In the next few weeks, students will be pouring into Oxford and settling into their colleges in anticipation of a busy term ahead.
But before term starts, there’s all the excitement of Freshers’ week to enjoy – exploring a new city, meeting other people, and embracing Oxford’s social scene. Staying out late into the night at pubs and clubs, can be fun but also fatiguing, causing some of us to start term drained. Exhaustion can make the transition from Freshers’ fun to academic assignments particularly tricky, and can affect your academic performance – so it’s important to respect your own limits and enjoy yourself responsibly, so you’re ready to hit the ground running at the end of the week.
I’ll be a veteran when I return to Oxford to start my Master’s course, having survived Freshers’ as an undergraduate here too. This should mean that I know exactly how to handle the week like a pro, having reached the end of my last Freshers’ resembling something from The Walking Dead and with about as much brain capacity. It wasn’t the alcohol or the partying; my main issue was my arrogance in thinking I could get away by surviving on virtually no sleep, and I found out the hard way that this just wasn’t true. I hadn’t appreciated that Freshers’ week is not only about late nights socialising, but also some early morning academic orientations which are vital to attend. I was attending these inductions on about three hours sleep, and so by the end of the week still had no idea how to use the library systems because my brain simply wasn’t functioning.
This had a knock-on effect, as I couldn’t work out how to access the books I needed when my friends were sailing through, which slowed down my working and impacted my ability to engage in class. In addition, I underestimated the impact tiredness had on my work: looking back I can see that when I thought I was writing Keats I was barely writing sentences, because fatigue was impairing my self-awareness. I grew frustrated with myself because I was underperforming in my essays, wondering whether I really deserved my place at Oxford, and was staying up even later trying to cram, trying to improve. It seems obvious now that this was counterproductive, and the best thing I could have done was to get a good night’s sleep, refresh my brain and try again. But instead, I continued to believe that getting so little rest and surviving on strong coffee was simply part of being a university student – rather than a product of an particularly tiring Freshers’ week.
I wasn’t alone though in ignoring the needs of my body – some of my friends took pride in staying out the latest and made it into a kind of competition. This made it really hard for me to stick to my guns when I’d had enough, so instead of turning in I was always willing to stay up for that extra hour. Coming to university, making new friends and having so much freedom for the first time was incredibly exciting, and I didn’t want to let the experience pass me by while I was tucked up in bed. But now I wish I’d managed my time better and not pushed myself so far every night until I was too exhausted even to enjoy the fun. Establishing a balance is really important, and recognising this could really have made my first Michaelmas that much easier.

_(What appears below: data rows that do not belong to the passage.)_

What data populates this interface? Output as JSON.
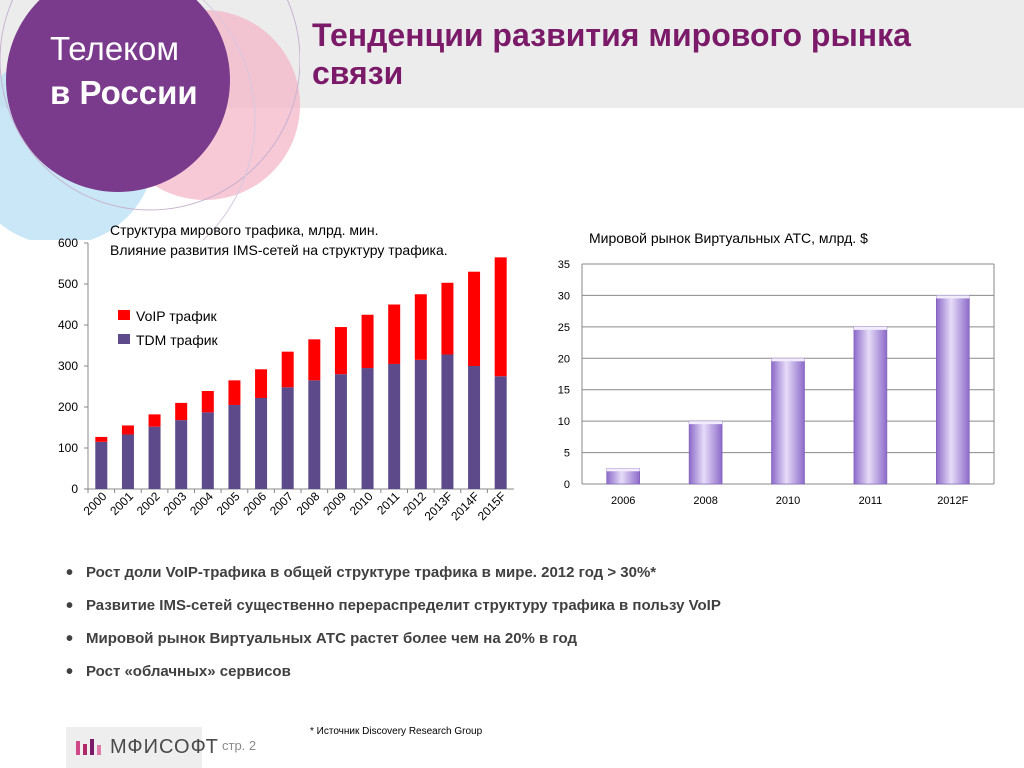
{
  "header": {
    "brand_line1": "Телеком",
    "brand_line2": "в России",
    "title": "Тенденции развития мирового рынка связи"
  },
  "colors": {
    "title": "#7a1a68",
    "voip": "#ff0000",
    "tdm": "#5c4a8a",
    "pbx_bar": "#b59fe0",
    "circle_purple": "#7b3b8c",
    "circle_pink": "#f4b6c8",
    "circle_blue": "#b7dff3"
  },
  "traffic": {
    "title_line1": "Структура мирового трафика, млрд. мин.",
    "title_line2": "Влияние развития IMS-сетей на структуру трафика.",
    "legend_voip": "VoIP трафик",
    "legend_tdm": "TDM трафик"
  },
  "pbx": {
    "title": "Мировой рынок Виртуальных АТС, млрд. $"
  },
  "chart_data": [
    {
      "type": "bar",
      "stacked": true,
      "title": "Структура мирового трафика, млрд. мин.",
      "subtitle": "Влияние развития IMS-сетей на структуру трафика.",
      "categories": [
        "2000",
        "2001",
        "2002",
        "2003",
        "2004",
        "2005",
        "2006",
        "2007",
        "2008",
        "2009",
        "2010",
        "2011",
        "2012",
        "2013F",
        "2014F",
        "2015F"
      ],
      "series": [
        {
          "name": "TDM трафик",
          "values": [
            115,
            133,
            152,
            168,
            187,
            205,
            222,
            248,
            265,
            280,
            295,
            305,
            315,
            328,
            300,
            275
          ]
        },
        {
          "name": "VoIP трафик",
          "values": [
            12,
            22,
            30,
            42,
            52,
            60,
            70,
            87,
            100,
            115,
            130,
            145,
            160,
            175,
            230,
            290
          ]
        }
      ],
      "ylim": [
        0,
        600
      ],
      "yticks": [
        0,
        100,
        200,
        300,
        400,
        500,
        600
      ],
      "legend": "top-left",
      "grid": false
    },
    {
      "type": "bar",
      "title": "Мировой рынок Виртуальных АТС, млрд. $",
      "categories": [
        "2006",
        "2008",
        "2010",
        "2011",
        "2012F"
      ],
      "values": [
        2.5,
        10,
        20,
        25,
        30
      ],
      "ylim": [
        0,
        35
      ],
      "yticks": [
        0,
        5,
        10,
        15,
        20,
        25,
        30,
        35
      ],
      "grid": true
    }
  ],
  "bullets": [
    "Рост доли VoIP-трафика в общей структуре трафика в мире. 2012 год > 30%*",
    "Развитие IMS-сетей существенно перераспределит структуру трафика в пользу VoIP",
    "Мировой рынок Виртуальных АТС растет более чем на 20% в год",
    "Рост «облачных» сервисов"
  ],
  "footer": {
    "logo": "МФИСОФТ",
    "page": "стр. 2",
    "source": "* Источник Discovery Research Group"
  }
}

My grades improved enormously when I made a conscious effort in Hilary term to get more sleep each night.
Whilst seriously undervalued, getting enough sleep is key to physical and mental wellbeing and strong academic performance. My grades improved enormously when I made a conscious effort in Hilary term to get more sleep each night. Being well-rested doesn’t have to mean being a party-pooper though; it just means being aware of your own limits. Getting stuck in a cycle of caffeine-fuelled exhaustion will make it hard to struggle through Freshers’, let alone an eight-week term. So strike a balance: play hard, work hard, and rest well to make your Oxford experience memorable for the right reasons.